Lo más interesante de esta contribución es la forma extremadamente correcta en la que resalta la problemática de la utilización abusiva y fraudulenta de relaciones civiles o mercantiles como cobertura de verdaderas relaciones de carácter laboral, un mecanismo de huida del Derecho del Trabajo como forma de eludir las obligaciones de seguridad social y los derechos derivados de la relación de trabajo, especialmente los derechos colectivos de organización y acción sindical y la regulación del convenio aplicable. Es decir, se quiere integrar el debate sobre la calificación jurídica que se debe dar a los trabajadores de plataformas digitales en el más amplio de la lucha contra el fraude de los falsos autónomos.
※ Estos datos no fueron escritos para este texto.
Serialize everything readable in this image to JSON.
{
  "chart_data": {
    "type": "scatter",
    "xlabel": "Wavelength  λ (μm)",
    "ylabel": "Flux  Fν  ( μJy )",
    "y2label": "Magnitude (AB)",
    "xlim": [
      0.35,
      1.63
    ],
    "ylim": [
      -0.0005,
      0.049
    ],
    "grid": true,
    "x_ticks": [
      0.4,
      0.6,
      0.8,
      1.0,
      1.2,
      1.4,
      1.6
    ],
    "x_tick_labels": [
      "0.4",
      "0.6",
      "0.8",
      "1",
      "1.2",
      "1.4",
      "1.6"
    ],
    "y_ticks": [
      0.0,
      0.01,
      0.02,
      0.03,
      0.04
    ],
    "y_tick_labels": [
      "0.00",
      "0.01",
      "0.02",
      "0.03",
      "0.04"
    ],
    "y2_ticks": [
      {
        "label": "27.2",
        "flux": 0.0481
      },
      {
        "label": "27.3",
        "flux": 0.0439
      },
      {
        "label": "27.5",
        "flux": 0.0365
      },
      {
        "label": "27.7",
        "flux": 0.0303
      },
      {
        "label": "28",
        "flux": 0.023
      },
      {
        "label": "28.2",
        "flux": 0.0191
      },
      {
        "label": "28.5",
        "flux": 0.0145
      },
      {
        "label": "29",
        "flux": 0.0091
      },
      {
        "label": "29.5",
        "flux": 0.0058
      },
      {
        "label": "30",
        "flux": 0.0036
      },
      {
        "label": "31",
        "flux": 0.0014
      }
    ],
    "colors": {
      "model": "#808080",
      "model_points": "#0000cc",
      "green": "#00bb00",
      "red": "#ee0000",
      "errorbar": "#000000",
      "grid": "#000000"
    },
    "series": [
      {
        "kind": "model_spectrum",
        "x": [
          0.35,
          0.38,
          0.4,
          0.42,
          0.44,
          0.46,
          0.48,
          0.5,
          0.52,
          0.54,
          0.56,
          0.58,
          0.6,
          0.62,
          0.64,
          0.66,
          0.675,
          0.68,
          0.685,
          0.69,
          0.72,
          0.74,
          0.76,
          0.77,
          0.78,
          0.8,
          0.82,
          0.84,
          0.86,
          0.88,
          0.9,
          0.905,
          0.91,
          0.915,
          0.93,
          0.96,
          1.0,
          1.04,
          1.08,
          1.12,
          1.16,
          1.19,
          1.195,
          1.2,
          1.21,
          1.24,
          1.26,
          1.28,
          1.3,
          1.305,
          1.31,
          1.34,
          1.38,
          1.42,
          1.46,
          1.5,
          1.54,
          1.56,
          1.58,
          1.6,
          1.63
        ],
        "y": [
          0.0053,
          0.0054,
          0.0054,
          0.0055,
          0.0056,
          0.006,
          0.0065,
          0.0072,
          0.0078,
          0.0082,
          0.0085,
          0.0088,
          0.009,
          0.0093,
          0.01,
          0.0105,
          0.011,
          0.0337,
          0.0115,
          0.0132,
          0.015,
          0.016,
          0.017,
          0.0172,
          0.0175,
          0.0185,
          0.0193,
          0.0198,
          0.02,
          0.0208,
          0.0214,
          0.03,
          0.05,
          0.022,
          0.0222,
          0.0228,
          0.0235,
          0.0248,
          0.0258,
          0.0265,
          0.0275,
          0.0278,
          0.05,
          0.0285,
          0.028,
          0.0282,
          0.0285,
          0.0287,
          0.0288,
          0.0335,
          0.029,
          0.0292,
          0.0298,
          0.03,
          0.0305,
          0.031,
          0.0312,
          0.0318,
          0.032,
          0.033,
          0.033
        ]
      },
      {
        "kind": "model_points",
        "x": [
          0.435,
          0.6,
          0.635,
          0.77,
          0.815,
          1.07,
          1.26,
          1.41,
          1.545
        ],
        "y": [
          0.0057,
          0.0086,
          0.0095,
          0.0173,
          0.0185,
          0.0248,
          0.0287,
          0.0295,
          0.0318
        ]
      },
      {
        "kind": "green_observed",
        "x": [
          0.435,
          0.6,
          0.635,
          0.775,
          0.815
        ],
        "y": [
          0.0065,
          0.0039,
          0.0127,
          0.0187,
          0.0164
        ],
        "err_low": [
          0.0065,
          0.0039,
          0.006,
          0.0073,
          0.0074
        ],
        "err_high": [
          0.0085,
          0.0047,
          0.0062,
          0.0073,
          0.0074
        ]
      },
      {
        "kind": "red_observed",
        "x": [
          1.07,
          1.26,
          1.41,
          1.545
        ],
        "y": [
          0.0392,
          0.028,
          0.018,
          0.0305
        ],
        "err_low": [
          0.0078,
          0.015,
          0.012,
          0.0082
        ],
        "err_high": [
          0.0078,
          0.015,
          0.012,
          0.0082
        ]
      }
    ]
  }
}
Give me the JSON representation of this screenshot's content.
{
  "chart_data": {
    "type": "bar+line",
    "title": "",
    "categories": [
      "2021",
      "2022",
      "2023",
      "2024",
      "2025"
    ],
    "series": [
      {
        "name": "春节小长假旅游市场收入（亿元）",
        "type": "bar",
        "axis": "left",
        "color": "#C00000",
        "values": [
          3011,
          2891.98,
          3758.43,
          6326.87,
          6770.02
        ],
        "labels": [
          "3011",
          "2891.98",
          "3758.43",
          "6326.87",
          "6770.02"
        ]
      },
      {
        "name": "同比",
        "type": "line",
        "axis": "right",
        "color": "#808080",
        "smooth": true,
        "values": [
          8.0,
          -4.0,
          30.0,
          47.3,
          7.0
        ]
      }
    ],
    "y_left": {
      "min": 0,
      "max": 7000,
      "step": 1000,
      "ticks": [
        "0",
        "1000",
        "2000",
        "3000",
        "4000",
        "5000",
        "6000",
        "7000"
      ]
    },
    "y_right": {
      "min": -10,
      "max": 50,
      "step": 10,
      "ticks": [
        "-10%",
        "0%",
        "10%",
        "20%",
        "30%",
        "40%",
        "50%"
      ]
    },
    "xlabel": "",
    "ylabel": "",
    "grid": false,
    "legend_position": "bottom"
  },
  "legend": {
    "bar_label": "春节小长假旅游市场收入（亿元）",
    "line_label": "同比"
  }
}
Un enfoque que enlaza con la práctica que lleva a cabo la Inspección de Trabajo, cuya actividad ha sido especialmente relevante no sólo en la consideración de la laboralidad plena de los riders – impulsando incluso las demandas de oficio ante la jurisdicción social – sino en su actividad constante de localización y sanción de otros supuestos de fraude laboral, como el que recientemente ha sido objeto de la noticia aludida, pero que también reivindica la actuación sindical a través de denuncias de estas situaciones o el impulso de acciones colectivas de denuncia y reivindicación, como ha sucedido emblemáticamente con el caso de las cooperativas cárnicas y falsos autónomos.

Sin embargo, la opción de política del derecho que parece decantarse como más segura y que consiste en la regulación específica de los trabajadores de plataformas y su consideración laboral en el marco de los nuevos modelos de negocio creados en los procesos de digitalización, tiene a su favor no sólo la relevancia que este aspecto sustancial de la producción de bienes y servicios ha merecido en los tiempos actuales sino también la tendencia comprada a su tratamiento específico en forma de instrumentos normativos que lo regulan de manera concreta. Pero además, la redefinición de la laboralidad de estos trabajadores que pueda efectuar la norma legal en ciernes se desprenderán nuevas formas de precisar los conceptos centrales que permiten el encuadramiento de las personas que prestan servicios a otro en el marco de la relación laboral, fortaleciendo así los indicios de laboralidad presentes en la Recomendación 198 de la OIT citada y avanzando en la precisión de un concepto amplio y no restrictivo de trabajador, que por otra parte coincide con la noción que de esta figura posee el derecho europeo tal como la ha ido delimitando la jurisprudencia del TJUE. De esta manera una ley que confirme la consideración plena de trabajadores de los riders vigorizará a su vez el combate contra el fraude de los falsos autónomos.